City asks for support of nutrition center
Trying to help find a solution for the Senior Nutrition Center was on the Comanche City Council agenda last Tuesday.
“Year to date, the revenue we have collected (for the Senior Nutrition Center) is $5,450.77,” said Chuck Ralls, city manager. “We have incurred $39,988 in expenses leaving us a net loss of $19,652 (after factoring in carry over from the previous year.”
Ralls said the Senior Nutrition Center is approximately seven percent under on revenues and 35 percent over on expenses. The center is already more than three-quarters of its way through its annual budget in just a few short months since the beginning of the fiscal year.
He gave an example of the numbers from November.
“We served 850 meals, the average paid was $2.10 per meal,” Ralls said. “At that point, we had a cost of $3 per meal. We had a significant amount of people that were not playing and we had also lost several sponsors.”
The numbers were lower in December and in January, the price of meals for seniors increased from $3 to $5.
Funding for center is provided by grants. The cost of the food is paid for by one of those grants, but it is a reimbursement. The city pays for the food up front and then several months later will get the money reimbursed.
Money donations, fundraisers and the cost of the meals go toward other expenses such as employees, repairs, inspections, equipment and building expenses and miscellaneous non-food items.
Ralls answered questions and heard comments from several seniors in attendance about the center, who all wanted to keep the nutrition center open.
Ralls said the center is averaging 30 people eating per day. In order for the center to become viable, it would need to increase to about 38 people per day.
Ralls said food donations, though beneficial, would not solve the problem because grants cover the cost of food. He said there used to be several sponsors purchasing the food on a monthly basis for individuals but that number has dwindled significantly.
They receive various donations from participants, in memory of, businesses and other donations. In 2019, the center received approximately $17,000 in donations. Over the past six months it has declined to $2,175.
All council members said it was important to keep the center open and they voted to keep things going through June however it needed to be done and to revisit the matter in July.
“Our greatest need is funds to offset labor and other cost that we don’t have grants for,” Ralls said in a later interview.

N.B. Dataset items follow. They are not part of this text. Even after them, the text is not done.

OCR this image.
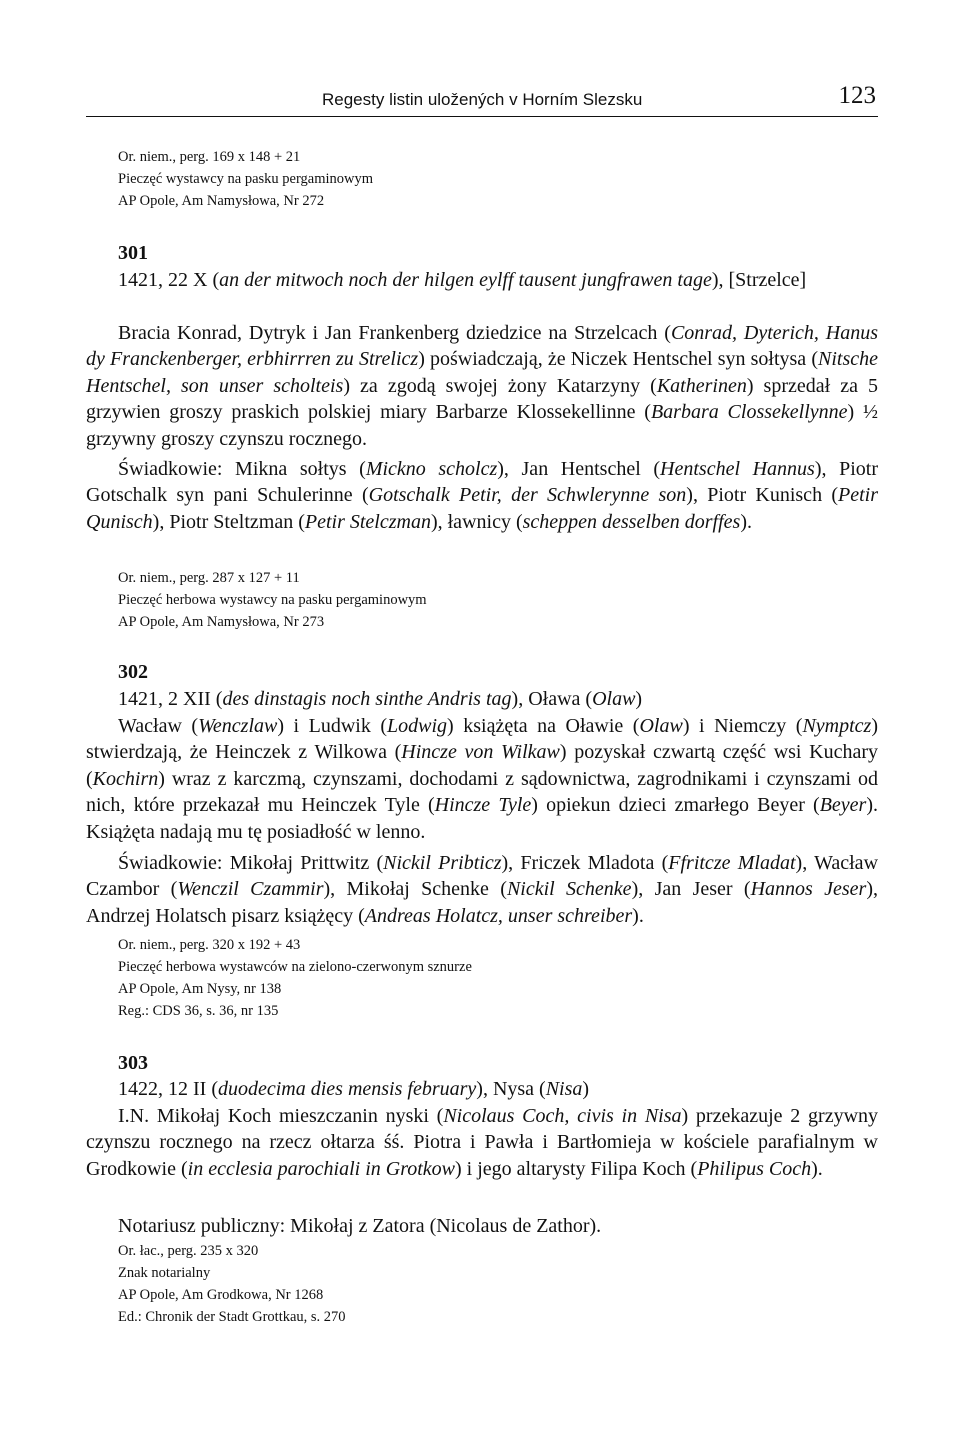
Regesty listin uložených v Horním Slezsku	123
Or. niem., perg. 169 x 148 + 21
Pieczęć wystawcy na pasku pergaminowym
AP Opole, Am Namysłowa, Nr 272
301
1421, 22 X (an der mitwoch noch der hilgen eylff tausent jungfrawen tage), [Strzelce]
Bracia Konrad, Dytryk i Jan Frankenberg dziedzice na Strzelcach (Conrad, Dyterich, Hanus dy Franckenberger, erbhirrren zu Strelicz) poświadczają, że Niczek Hentschel syn sołtysa (Nitsche Hentschel, son unser scholteis) za zgodą swojej żony Katarzyny (Katherinen) sprzedał za 5 grzywien groszy praskich polskiej miary Barbarze Klossekellinne (Barbara Clossekellynne) ½ grzywny groszy czynszu rocznego.
Świadkowie: Mikna sołtys (Mickno scholcz), Jan Hentschel (Hentschel Hannus), Piotr Gotschalk syn pani Schulerinne (Gotschalk Petir, der Schwlerynne son), Piotr Kunisch (Petir Qunisch), Piotr Steltzman (Petir Stelczman), ławnicy (scheppen desselben dorffes).
Or. niem., perg. 287 x 127 + 11
Pieczęć herbowa wystawcy na pasku pergaminowym
AP Opole, Am Namysłowa, Nr 273
302
1421, 2 XII (des dinstagis noch sinthe Andris tag), Oława (Olaw)
Wacław (Wenczlaw) i Ludwik (Lodwig) książęta na Oławie (Olaw) i Niemczy (Nymptcz) stwierdzają, że Heinczek z Wilkowa (Hincze von Wilkaw) pozyskał czwartą część wsi Kuchary (Kochirn) wraz z karczmą, czynszami, dochodami z sądownictwa, zagrodnikami i czynszami od nich, które przekazał mu Heinczek Tyle (Hincze Tyle) opiekun dzieci zmarłego Beyer (Beyer). Książęta nadają mu tę posiadłość w lenno.
Świadkowie: Mikołaj Prittwitz (Nickil Pribticz), Friczek Mladota (Ffritcze Mladat), Wacław Czambor (Wenczil Czammir), Mikołaj Schenke (Nickil Schenke), Jan Jeser (Hannos Jeser), Andrzej Holatsch pisarz książęcy (Andreas Holatcz, unser schreiber).
Or. niem., perg. 320 x 192 + 43
Pieczęć herbowa wystawców na zielono-czerwonym sznurze
AP Opole, Am Nysy, nr 138
Reg.: CDS 36, s. 36, nr 135
303
1422, 12 II (duodecima dies mensis february), Nysa (Nisa)
I.N. Mikołaj Koch mieszczanin nyski (Nicolaus Coch, civis in Nisa) przekazuje 2 grzywny czynszu rocznego na rzecz ołtarza śś. Piotra i Pawła i Bartłomieja w kościele parafialnym w Grodkowie (in ecclesia parochiali in Grotkow) i jego altarysty Filipa Koch (Philipus Coch).
Notariusz publiczny: Mikołaj z Zatora (Nicolaus de Zathor).
Or. łac., perg. 235 x 320
Znak notarialny
AP Opole, Am Grodkowa, Nr 1268
Ed.: Chronik der Stadt Grottkau, s. 270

A sponsorship to purchase meals for a senior citizen varies because of need but a full month is approximately $80.
“With sponsorships, they can name a person that they know is unable to pay or they can adopt someone from our list that we know isn’t able to pay or that has opted out of the delivery schedule,” Ralls said.
The ones needing assistance are known by the center’s staff, Ralls said.
“Some (seniors) only have enough money to get 2-3 meals a week or only for the first week of the month or so. Each participant needs different levels of assistance,” Ralls said. “They can go through the nutrition center or if they want to be more discreet, they can go to or mail their donation to city hall.”
The city will accept any amount in donations. If it is not specified to sponsor an individual, it will go into a holding account for other needs as they arise. All donations are tax deductible.